Step 9: Re-training and drive to quality
After creating our new labeling functions, we used AutoML with DistilBERT to train a model using the data. We tested the performance on the manually-labeled validation set, and achieved an F1-score was 87% for the drug class and 71% for the adverse effect class—much higher than the initial rounds.
Comparison to manual labeling
To verify our achievements, another team performed this project without Snorkel Flow, asking subject matter experts to label the entire data set manually. Data scientists then trained a model on the manually labeled dataset and calculated its performance—which was 0.33 F1 on the class drug and 0.58 F1 on the class ADE. One important note here is that without Snorkel Flow, the data scientist and subject matter experts never realized there were inconsistencies or missing ground truth in their labeled documents.
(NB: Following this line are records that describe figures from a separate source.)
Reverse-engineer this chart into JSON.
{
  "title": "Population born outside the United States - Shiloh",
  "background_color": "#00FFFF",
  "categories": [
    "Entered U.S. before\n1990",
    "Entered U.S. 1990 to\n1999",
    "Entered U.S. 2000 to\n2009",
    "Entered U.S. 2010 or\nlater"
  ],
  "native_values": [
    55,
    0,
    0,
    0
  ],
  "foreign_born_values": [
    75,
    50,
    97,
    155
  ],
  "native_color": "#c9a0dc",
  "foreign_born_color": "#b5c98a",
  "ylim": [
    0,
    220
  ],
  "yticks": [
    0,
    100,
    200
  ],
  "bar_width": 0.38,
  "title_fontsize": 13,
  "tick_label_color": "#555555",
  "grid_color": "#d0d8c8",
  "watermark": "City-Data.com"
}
The manual approach took about two weeks. Labeling with Snorkel took two hours, and that clear advantage scales with larger data sets.
This proof-of-concept used 1,600 unlabeled records. A real-world application that needed 100 times as much data would require subject matter experts to spend 200 weeks labeling. With Snorkel that time would still remain at 2 hours.
In addition, our rapid iterative loop and guided error analysis allow users to achieve high-performance models much faster.
In this project, we used Snorkel Flow’s data-centric approach to build a named entity recognition model to identify drugs and adverse drug effects with high F1-scores. Without Snorkel Flow, getting access to a properly-labeled dataset for this task could be challenging or impossible. Instead, the platform allowed us to label data 40 times faster than manually labeling, and then quickly get to a high-quality DistillBERT model.
This model, enabled by this rapidly-labeled dataset, could enable the ability to analyze drugs and their adverse events at a large scale. Understanding this relationship could help healthcare providers to consider all potential side effects when they choose medications for their patients.
Also, by being able to build projects much faster and with lower costs, not only can healthcare providers shift their attention to more important tasks rather than manual labeling, but also leverage the high-performing models to make more informed decisions.